WAR ON WAR is not a slogan of generic opposition to the militarist violence of capitalism. It is the practical indication with which the Bolshevik party in Russia, the Spartachists in Germany, and the Communist Left in Italy, proclaimed to the workers in the First World War. To “transform the war between States into war between the classes”, to apply “revolutionary defeatism” against one’s own country at war. Rather than shoot at the class brothers of other countries, turn the gun 180° to overthrow the regime of one’s own national ruling class.

The Bolshevik party, by virtue of this address, was the only one in the history of capitalism to stop the imperialist war; even when the pacifist bleating of the bourgeois left never succeeded. They did so at the price of enormous territorial losses for Russia, thus following a deeply anti‑national conduct. However the objective was the international proletarian revolution, not the struggle to “defend one’s own country”.

The inability to recognize the Stalinist counter-revolution and the capitalist nature of the USSR led the false workers’ parties to deny this direction. They instead deployed the proletariat on one of the two imperialist fronts in World War II, just as Social Democracy had done in the first. In more recent examples, support has been thrown to bourgeois regimes that oppressed and massacred poor workers and peasants like that of Serbia, Iraq, Syria, Nicaragua, Venezuela or that of Moscow in the war in the Donbass (Ukraine).

This inability to understand how the contemporary world has for decades been entirely capitalist. In not recognizing how the fight against imperialism and fascism cannot mean the fight against capitalism as a whole. Leads these false workers’ parties to fall into the ideological traps with which the national bourgeoisies try to lead the workers to war.

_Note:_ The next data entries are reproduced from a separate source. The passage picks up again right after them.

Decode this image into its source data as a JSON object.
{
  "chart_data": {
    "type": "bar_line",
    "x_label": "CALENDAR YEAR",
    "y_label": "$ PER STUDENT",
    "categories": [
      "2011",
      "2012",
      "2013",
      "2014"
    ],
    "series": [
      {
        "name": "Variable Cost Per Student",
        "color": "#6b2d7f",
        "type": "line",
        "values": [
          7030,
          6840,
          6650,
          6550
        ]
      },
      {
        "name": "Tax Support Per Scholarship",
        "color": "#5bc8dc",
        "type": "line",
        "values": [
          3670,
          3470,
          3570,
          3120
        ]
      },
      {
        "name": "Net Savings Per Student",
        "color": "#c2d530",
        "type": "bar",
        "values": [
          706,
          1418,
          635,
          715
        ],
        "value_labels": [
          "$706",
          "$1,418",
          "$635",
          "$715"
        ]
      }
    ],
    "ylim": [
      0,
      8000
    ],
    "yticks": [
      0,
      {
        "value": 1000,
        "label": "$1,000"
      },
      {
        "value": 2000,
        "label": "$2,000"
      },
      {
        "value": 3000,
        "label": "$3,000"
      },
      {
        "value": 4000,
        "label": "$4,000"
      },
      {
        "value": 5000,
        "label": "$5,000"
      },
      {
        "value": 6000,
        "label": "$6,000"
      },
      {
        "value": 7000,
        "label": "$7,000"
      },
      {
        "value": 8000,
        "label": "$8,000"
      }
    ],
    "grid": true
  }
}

Only the working class has the strength to prevent or stop the war. This can be done by striking the economy of the nation at war in the factories and at the front by laying down arms and fraternizing with the workers of other countries. In so doing, conveying social revolt over national borders.

* * *

For this reason the initiative of the port workers of Genoa adhering to the Autonomous Port Workers Collective is important:

    – because anti‑militarism returns to stir anti‑militarism not as a generic pacifism to be advocated with inter‑classist demonstrations, but as a consequent action among the workers and in the trade union movement;

    – because it happens as a result of similar repeated actions in other ports of Europe and therefore takes a first practical step of international action by the workers.

It is necessary to fight so that all the conflictual trade unionism – that is, the rank and file trade unions and the opposition in CGIL – gives unitary and practical support to these initiatives, both by participating in the garrisons and the pickets and by proclaiming the strike.

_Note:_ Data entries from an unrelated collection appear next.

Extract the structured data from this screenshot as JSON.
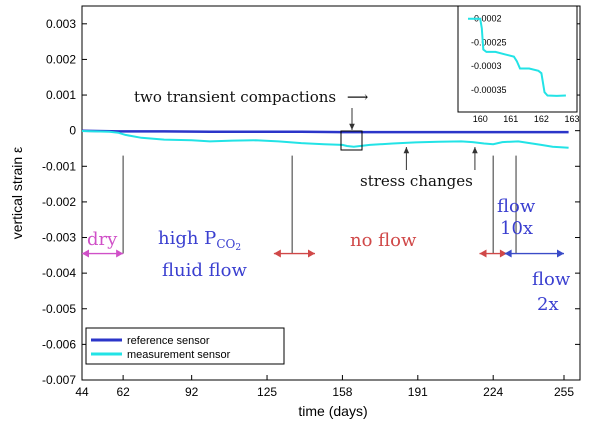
{
  "chart_data": {
    "type": "line",
    "xlabel": "time  (days)",
    "ylabel": "vertical strain ε",
    "xlim": [
      44,
      262
    ],
    "ylim": [
      -0.007,
      0.0035
    ],
    "x_ticks": [
      "44",
      "62",
      "92",
      "125",
      "158",
      "191",
      "224",
      "255"
    ],
    "y_ticks": [
      "0.003",
      "0.002",
      "0.001",
      "0",
      "-0.001",
      "-0.002",
      "-0.003",
      "-0.004",
      "-0.005",
      "-0.006",
      "-0.007"
    ],
    "legend": {
      "placement": "bottom-left",
      "entries": [
        "reference sensor",
        "measurement sensor"
      ]
    },
    "series": [
      {
        "name": "reference sensor",
        "color": "#2b35c9",
        "x": [
          44,
          60,
          80,
          100,
          120,
          140,
          158,
          180,
          200,
          220,
          240,
          257
        ],
        "y": [
          0.0,
          -2e-05,
          -2e-05,
          -3e-05,
          -3e-05,
          -3e-05,
          -4e-05,
          -4e-05,
          -4e-05,
          -4e-05,
          -4e-05,
          -4e-05
        ]
      },
      {
        "name": "measurement sensor",
        "color": "#22e3e6",
        "x": [
          44,
          50,
          56,
          60,
          63,
          70,
          80,
          92,
          100,
          110,
          120,
          130,
          140,
          150,
          158,
          160,
          163,
          170,
          180,
          190,
          200,
          210,
          215,
          220,
          224,
          228,
          235,
          240,
          245,
          250,
          257
        ],
        "y": [
          -1e-05,
          -2e-05,
          -3e-05,
          -6e-05,
          -0.00012,
          -0.0002,
          -0.00025,
          -0.00027,
          -0.0003,
          -0.00028,
          -0.00027,
          -0.0003,
          -0.00035,
          -0.00038,
          -0.0004,
          -0.00043,
          -0.00045,
          -0.0004,
          -0.00036,
          -0.00033,
          -0.00031,
          -0.0003,
          -0.00032,
          -0.00036,
          -0.00038,
          -0.00032,
          -0.0003,
          -0.00035,
          -0.0004,
          -0.00045,
          -0.00048
        ]
      }
    ],
    "annotations": {
      "transient": "two transient compactions",
      "transient_arrow": "⟶",
      "stress": "stress changes",
      "dry": "dry",
      "high_pco2": "high P",
      "high_pco2_sub": "CO",
      "high_pco2_subsub": "2",
      "fluid_flow": "fluid flow",
      "no_flow": "no flow",
      "flow10_a": "flow",
      "flow10_b": "10x",
      "flow2_a": "flow",
      "flow2_b": "2x"
    },
    "phase_markers_x": [
      62,
      136,
      224,
      234
    ],
    "stress_arrows_x": [
      186,
      216
    ],
    "period_arrows": [
      {
        "from": 44,
        "to": 62,
        "color": "#d050c8"
      },
      {
        "from": 128,
        "to": 146,
        "color": "#d04848"
      },
      {
        "from": 218,
        "to": 230,
        "color": "#d04848"
      },
      {
        "from": 229,
        "to": 255,
        "color": "#3a4bc8"
      }
    ],
    "inset": {
      "xlim": [
        159.6,
        163
      ],
      "ylim": [
        -0.00038,
        -0.00019
      ],
      "x_ticks": [
        "160",
        "161",
        "162",
        "163"
      ],
      "y_ticks": [
        "-0.0002",
        "-0.00025",
        "-0.0003",
        "-0.00035"
      ],
      "series": {
        "color": "#22e3e6",
        "x": [
          159.6,
          159.9,
          160.0,
          160.05,
          160.1,
          160.2,
          160.5,
          160.8,
          161.1,
          161.2,
          161.3,
          161.6,
          161.9,
          162.0,
          162.1,
          162.2,
          162.5,
          162.8
        ],
        "y": [
          -0.0002,
          -0.0002,
          -0.0002,
          -0.00022,
          -0.000265,
          -0.00027,
          -0.00027,
          -0.000275,
          -0.00028,
          -0.00029,
          -0.000305,
          -0.000305,
          -0.00031,
          -0.000315,
          -0.000355,
          -0.000362,
          -0.000363,
          -0.000362
        ]
      }
    }
  }
}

It is necessary to fight for the unmasking and defeat in the workers’ movement of those opportunist parties that bend proletarian anti‑militarism and internationalism to partial political objectives. These objectives being completely compatible with those of national and international bourgeoisie fractions. This includes the exit from NATO and the closure of its bases in Italy. They are clearly implicit in putting these objectives before the conquest of political power by the working class. But this is the only revolutionary political objective for the working class. In abandoning it they only lend their support to that part of the national bourgeoisie eager to throw off its subjection to American imperialism and move on to Russian and, above all, Chinese imperialism. This has the disastrous result of favoring the deployment of the workers on one of the imperialist fronts, once again betraying internationalism.

For the international unity of the workers!
Against every front of the imperialist war!
Against every military mission of the bourgeoisie!